Articles

How To Win Gold

by Diarm Byrne

The process

You can look at this question a few different ways, but for us, the best method is to examine the past ten senior championships (2008 to 2017). This includes three Olympic Games (where there are two show jumping rounds) and five European championships which are at three-star level and don’t include major players such as New Zealand, Australia and the United States. However, for the first time WEG will have a three-star cross-country which makes the European championships comparison interesting.

The first phase – dressage

The dressage trendline for the past ten senior individual gold medallists shows a drop from a score of 25 trending towards a score of 22.5 (in the current scoring format). That’s a percentage of 75% moving towards 77.5%. The two exceptions were La Biosthetique Sam FBW’s two Olympic medals where he scored the equivalent of 27 on both occasions. On the first those, at London in 2012, he needed that second round of show-jumping to get past Sara Algotsson-Ostholt and Wega (also returning for the WEG this year). So, we think that we can say with some confidence that this year’s individual gold medallist will score better than 74% in the dressage, which means lower than 26 penalties.

This is significant information as it instantly rules out most of the field. Over the coming weeks, we will be releasing lots of our dressage predictions in the WEG build-up, so stay tuned to the first phase trends if you are looking to find this year’s world champion.

The second phase – cross-country

Seven of the past ten senior individual winners at senior championships (Euros, WEGs and Olympics) finished clear and inside the time. Tina Cook (also returning to WEG for Team GBR) was two seconds (0.8 penalties) over the time when winning the 2009 European championships. The other two were major outliers and they came at the 2008 Olympics and 2014 WEG. In 2008, Hinrich Romeike and Marius picked up 12.8 time penalties, but they were the third fastest time of the day and only 3.6 penalties (9 seconds) behind the fastest combination which were Shane Rose (en route to WEG for Team AUS) and the speedy All Luck. That leaves the one genuine outlier, Sandra Auffarth and Opgun Louvo who are the reigning WEG champions with a huge 16.8 time penalties. They were only the thirteenth fastest and were 12.8 penalties (32 seconds) behind the fastest horse in the world on soft ground which are the returning pair (and reigning Badminton winners) Classic Moet and Jonelle Price.

Sandra’s advantage from the dressage phase means that she wouldn’t have been world champion with the new scoring system. In fact, if the current rules had come in to play four years earlier, then Michael Jung would be going for a third consecutive WEG individual gold and a fifth consecutive major championship title (Olympics, WEGS). That’s right, without the dressage multiplier Michael Jung would be attempting to win all five majors in this decade….!

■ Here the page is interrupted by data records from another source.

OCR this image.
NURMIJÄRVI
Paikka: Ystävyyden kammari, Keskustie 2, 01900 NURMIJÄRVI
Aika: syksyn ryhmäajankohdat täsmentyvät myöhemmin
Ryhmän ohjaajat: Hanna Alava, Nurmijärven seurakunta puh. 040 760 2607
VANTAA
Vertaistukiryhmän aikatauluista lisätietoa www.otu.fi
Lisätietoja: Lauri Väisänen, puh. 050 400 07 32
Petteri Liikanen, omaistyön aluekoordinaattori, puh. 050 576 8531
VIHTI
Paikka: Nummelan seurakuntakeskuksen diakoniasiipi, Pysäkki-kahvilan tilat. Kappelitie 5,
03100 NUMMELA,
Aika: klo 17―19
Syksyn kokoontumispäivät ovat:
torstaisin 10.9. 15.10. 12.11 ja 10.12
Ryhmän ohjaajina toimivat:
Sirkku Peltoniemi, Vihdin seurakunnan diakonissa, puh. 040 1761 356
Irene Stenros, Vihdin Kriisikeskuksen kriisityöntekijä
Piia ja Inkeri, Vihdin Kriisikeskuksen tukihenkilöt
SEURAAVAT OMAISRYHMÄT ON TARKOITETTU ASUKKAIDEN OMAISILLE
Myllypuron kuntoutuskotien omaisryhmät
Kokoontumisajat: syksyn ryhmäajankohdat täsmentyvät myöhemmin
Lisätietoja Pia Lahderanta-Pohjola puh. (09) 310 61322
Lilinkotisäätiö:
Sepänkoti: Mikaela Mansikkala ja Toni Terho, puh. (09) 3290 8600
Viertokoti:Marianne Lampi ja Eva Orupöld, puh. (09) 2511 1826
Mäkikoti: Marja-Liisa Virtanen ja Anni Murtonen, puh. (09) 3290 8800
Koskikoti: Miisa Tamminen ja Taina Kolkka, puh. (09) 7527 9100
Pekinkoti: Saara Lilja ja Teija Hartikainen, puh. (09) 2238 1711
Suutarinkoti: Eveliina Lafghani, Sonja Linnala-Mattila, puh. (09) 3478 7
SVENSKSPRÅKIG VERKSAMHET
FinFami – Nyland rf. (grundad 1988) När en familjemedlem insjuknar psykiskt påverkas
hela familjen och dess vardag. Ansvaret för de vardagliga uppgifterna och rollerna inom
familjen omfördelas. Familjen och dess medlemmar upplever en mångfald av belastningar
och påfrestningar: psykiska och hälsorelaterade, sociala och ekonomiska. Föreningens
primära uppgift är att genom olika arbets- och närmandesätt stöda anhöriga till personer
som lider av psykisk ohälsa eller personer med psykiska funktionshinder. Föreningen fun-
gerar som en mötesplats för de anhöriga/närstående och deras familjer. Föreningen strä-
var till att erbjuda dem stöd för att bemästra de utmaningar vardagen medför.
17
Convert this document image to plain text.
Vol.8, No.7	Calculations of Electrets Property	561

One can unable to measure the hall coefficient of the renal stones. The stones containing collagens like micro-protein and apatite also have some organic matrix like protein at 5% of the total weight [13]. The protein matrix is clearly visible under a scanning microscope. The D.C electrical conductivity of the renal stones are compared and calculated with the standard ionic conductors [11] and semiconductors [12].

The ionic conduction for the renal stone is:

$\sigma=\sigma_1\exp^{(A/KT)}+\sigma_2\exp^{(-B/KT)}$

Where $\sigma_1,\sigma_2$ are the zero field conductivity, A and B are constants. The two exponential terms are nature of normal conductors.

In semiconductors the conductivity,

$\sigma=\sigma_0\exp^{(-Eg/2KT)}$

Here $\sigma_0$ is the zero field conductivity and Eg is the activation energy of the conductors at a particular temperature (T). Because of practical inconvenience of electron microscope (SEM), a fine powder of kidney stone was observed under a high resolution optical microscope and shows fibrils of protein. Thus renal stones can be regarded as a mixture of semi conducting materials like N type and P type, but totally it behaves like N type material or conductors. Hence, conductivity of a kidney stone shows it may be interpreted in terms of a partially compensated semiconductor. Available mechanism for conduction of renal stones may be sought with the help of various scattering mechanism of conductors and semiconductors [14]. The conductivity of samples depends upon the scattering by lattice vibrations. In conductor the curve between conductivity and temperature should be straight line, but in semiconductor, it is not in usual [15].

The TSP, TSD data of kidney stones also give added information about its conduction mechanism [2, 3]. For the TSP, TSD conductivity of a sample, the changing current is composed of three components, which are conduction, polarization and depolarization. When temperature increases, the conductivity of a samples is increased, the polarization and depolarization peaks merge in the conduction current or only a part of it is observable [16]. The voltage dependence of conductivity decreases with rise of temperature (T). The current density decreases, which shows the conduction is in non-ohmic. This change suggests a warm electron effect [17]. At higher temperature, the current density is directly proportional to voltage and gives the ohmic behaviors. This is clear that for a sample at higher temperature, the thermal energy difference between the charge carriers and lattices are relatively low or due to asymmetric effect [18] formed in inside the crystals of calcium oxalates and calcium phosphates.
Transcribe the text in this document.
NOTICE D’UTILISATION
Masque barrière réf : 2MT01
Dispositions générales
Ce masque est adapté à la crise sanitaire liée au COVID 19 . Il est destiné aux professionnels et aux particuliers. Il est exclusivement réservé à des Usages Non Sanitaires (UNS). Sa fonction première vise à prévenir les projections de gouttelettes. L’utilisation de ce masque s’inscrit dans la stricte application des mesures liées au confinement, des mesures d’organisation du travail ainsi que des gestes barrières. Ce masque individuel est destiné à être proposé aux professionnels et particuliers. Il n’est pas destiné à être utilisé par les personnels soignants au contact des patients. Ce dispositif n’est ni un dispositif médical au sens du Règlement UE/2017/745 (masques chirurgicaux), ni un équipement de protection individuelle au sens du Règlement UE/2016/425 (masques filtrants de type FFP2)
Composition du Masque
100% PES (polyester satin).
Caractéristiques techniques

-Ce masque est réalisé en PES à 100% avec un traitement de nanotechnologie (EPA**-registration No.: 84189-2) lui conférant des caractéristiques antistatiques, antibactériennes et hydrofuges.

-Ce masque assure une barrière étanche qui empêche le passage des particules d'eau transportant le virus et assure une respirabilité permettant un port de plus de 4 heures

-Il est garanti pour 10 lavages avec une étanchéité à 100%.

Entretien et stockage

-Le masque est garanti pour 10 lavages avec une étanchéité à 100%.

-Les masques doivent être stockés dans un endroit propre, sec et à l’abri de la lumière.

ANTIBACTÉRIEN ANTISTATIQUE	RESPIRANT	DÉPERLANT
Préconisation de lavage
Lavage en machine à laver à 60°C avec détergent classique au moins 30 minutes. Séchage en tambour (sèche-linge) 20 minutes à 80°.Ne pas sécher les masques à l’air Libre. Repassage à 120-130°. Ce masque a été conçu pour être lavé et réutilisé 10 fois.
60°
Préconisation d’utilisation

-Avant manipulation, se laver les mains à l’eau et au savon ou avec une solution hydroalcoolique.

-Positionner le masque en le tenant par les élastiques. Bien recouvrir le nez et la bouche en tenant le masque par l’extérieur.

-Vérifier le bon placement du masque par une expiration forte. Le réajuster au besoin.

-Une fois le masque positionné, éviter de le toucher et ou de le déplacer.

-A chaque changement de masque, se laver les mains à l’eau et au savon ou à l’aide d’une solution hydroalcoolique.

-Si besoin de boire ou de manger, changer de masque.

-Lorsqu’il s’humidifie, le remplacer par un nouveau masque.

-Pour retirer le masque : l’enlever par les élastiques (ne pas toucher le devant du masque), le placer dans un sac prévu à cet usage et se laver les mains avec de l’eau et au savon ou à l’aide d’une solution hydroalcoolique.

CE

Taking all of this in to account, nine of the past ten individual winners of senior championships have either been in the top-four fastest times of the day, or made the optimum time. Now, the talk so far about potential course shortening and the three ‘h’s of heat, humidity and hills, means that we could be facing a Hong Kong type scenario. Our advice is that your choice for individual champion will need to be one of the five fastest horses on the day. We will soon be releasing some speed horse analysis to help you narrow down you picks for the champ.

The final phase – show jumping

Like the cross-country phase, seven of the last ten senior champions added zero penalties in this phase when winning their title. This time Tina Cook was the significant outlier adding 4 jumping penalties and 4 time penalties, and if we want to play the hindsight game, the current scoring system would have seen Piggy French (another team GBR WEG member this year) crowned European champion. The other two champions to add four penalties on the final day were Hinrich Romeike (2008) and Michael Jung aboard Halunke (2013). So, if we’re talking trends then 7 of the past 8 individual senior champions have jumped clear.

The new scoring system will only enhance the need to jump clean in the final moments of WEG 2018, so if you have found a horse capable of scoring 74% in the dressage and being one of the five fastest rounds in the cross-country, then I hope it also has the capacity to show jump clear.  Of course, we will also have the show jumping trends coming soon.